On the other hand, if they fled from the “rat race,” they would have time to smell the roses, enjoy friends and family, and deal with others as respected equals. They would learn how to shrug off a setback or sling a sandbag as a team member if a river rises. Be able to “walk in someone else’s moccasins.” As one source puts such values, they could opt: “…to be one in a family, to be a friend among friends, to be a worker among workers, to be a useful and kind member of society.” It’s always ironic that in the corporate world, management lays great emphasis on teamwork – but not from its executives. They are busy acing out competitors for the company’s top slots, eye-popping salaries, and benefits – plus the corner office with the spectacular view. Teamwork is relegated to the obedient, minimum-wage worker bees rowing the galley. The losers.

To shun the American addiction to competition and aversion to being perceived as a loser takes enormous courage today, particularly when a President has decided that public school funding from the government depends on the outcome of students’ test scores in a “race to the top.” And the emphasis is on math and science, not literature or ethics. Specialists, not generalists, are what are needed and wanted in this country.

But everyday, thousands upon thousands of such specialists and top dogs in that dog-eat-dog world have recognized – and shuddered – that changes are extraordinarily rapid in whatever they do for a living. Shifts come through generational changes in technology and science, business and industrial mergers, sudden death of products, the fickleness of consumers – or far more likely, that younger, brighter, and tougher competitors have snatched their jobs. Unemployment isn’t exclusive to losers, especially after age 40.

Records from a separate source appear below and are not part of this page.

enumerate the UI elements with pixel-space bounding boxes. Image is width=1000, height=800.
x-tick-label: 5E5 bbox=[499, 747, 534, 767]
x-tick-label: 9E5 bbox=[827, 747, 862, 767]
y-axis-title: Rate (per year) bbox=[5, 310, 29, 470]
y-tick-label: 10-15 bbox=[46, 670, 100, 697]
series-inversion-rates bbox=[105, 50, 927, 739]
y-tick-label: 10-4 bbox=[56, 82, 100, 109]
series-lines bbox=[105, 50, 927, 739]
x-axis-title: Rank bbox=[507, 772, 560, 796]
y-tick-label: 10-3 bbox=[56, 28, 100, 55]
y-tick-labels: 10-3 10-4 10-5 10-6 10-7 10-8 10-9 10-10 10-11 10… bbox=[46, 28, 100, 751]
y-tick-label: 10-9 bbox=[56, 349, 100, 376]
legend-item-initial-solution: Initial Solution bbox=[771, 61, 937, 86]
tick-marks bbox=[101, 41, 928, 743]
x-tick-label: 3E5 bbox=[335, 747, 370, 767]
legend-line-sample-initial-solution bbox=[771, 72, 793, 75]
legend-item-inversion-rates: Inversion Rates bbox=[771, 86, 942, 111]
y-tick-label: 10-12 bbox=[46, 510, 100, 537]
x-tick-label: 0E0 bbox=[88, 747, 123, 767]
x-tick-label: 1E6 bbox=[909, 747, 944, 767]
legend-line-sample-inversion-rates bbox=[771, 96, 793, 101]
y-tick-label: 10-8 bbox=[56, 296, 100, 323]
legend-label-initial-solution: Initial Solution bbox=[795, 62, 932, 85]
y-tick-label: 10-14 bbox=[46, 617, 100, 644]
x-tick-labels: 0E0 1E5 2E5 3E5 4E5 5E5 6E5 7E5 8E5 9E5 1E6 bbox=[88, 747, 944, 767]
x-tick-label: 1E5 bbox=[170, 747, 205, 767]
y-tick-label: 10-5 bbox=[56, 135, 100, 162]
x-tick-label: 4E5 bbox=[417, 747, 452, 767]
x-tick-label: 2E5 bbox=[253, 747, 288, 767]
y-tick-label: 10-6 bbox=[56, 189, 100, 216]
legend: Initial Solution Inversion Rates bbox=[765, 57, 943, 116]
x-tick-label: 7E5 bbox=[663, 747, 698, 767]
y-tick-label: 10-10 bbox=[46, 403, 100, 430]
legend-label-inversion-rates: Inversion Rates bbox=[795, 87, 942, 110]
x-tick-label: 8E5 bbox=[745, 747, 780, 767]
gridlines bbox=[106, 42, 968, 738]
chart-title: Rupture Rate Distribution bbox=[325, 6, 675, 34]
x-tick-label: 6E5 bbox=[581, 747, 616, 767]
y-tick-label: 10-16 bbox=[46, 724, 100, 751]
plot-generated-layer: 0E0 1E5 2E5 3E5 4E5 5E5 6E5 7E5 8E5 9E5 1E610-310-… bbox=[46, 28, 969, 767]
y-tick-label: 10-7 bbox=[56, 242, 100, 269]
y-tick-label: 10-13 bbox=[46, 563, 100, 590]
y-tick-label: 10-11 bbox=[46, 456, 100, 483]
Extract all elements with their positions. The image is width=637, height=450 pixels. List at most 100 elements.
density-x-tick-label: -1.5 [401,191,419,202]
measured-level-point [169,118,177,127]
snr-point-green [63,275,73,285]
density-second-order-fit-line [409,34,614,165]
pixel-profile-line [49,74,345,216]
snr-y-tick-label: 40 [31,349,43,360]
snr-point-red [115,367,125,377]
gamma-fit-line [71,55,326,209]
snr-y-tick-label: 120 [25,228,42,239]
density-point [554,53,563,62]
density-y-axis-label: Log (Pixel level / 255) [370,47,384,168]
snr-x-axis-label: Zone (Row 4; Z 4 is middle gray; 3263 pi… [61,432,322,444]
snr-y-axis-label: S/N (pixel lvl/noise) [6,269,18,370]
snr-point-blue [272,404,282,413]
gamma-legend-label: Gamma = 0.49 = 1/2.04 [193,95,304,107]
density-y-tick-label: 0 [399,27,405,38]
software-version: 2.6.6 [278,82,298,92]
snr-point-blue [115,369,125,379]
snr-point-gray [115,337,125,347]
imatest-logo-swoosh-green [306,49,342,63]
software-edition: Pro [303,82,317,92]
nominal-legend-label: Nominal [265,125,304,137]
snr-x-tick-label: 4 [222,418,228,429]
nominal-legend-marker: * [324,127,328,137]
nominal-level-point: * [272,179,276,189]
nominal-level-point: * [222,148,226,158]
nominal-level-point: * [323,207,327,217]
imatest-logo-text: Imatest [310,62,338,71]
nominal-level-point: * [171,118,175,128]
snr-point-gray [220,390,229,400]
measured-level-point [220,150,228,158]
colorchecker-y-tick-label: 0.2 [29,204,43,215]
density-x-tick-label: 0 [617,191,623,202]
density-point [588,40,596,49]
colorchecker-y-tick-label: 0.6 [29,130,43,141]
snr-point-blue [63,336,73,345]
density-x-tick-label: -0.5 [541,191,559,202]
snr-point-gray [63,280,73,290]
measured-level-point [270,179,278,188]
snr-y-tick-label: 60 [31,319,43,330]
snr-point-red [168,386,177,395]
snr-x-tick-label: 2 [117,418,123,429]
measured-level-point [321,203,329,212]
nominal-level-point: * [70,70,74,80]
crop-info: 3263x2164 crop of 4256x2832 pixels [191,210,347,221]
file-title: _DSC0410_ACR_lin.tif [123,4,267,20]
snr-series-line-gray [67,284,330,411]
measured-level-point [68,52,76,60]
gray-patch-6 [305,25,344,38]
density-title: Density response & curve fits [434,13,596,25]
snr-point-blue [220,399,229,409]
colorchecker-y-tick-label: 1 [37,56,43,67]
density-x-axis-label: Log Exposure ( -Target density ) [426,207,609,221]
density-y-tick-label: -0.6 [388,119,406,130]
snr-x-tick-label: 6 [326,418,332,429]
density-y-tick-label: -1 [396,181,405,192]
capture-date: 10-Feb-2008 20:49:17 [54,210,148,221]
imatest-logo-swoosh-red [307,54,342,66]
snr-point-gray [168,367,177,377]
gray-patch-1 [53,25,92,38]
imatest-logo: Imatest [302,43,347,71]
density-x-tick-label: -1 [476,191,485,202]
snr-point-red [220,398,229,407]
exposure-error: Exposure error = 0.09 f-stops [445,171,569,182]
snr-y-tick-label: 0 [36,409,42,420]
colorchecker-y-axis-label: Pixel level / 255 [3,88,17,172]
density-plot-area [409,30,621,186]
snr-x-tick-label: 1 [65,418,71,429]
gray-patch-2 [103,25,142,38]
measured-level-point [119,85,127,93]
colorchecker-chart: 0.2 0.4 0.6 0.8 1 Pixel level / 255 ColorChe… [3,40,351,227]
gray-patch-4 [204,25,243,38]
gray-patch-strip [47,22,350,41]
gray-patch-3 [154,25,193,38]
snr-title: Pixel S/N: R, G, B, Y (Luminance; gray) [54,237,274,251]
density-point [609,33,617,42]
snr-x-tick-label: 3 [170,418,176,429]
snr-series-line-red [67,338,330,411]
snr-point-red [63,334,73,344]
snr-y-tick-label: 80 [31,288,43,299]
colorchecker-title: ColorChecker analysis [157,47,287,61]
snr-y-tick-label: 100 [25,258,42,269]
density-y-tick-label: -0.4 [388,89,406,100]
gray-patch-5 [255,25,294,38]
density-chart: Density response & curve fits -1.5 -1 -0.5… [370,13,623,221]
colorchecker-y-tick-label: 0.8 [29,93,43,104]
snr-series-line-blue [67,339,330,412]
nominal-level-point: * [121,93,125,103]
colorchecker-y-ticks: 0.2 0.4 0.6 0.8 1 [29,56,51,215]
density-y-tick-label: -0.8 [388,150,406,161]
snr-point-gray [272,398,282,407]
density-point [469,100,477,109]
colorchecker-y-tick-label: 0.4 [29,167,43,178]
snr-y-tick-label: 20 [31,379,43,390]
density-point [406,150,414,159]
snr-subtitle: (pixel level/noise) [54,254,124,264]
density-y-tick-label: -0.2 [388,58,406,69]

And when it happens, they may realize that being a loser isn’t everything, it’s perhaps the only thing that humanizes us. They can either choose solitary confinement in self-pity or join the millions around that symbolic and ancient campfire of sharing whatever we have and caring about each other. And be grateful we have escaped the joyless, lonely and unending race-to-the-top of either meritocracy or the exclusionary den of social lions.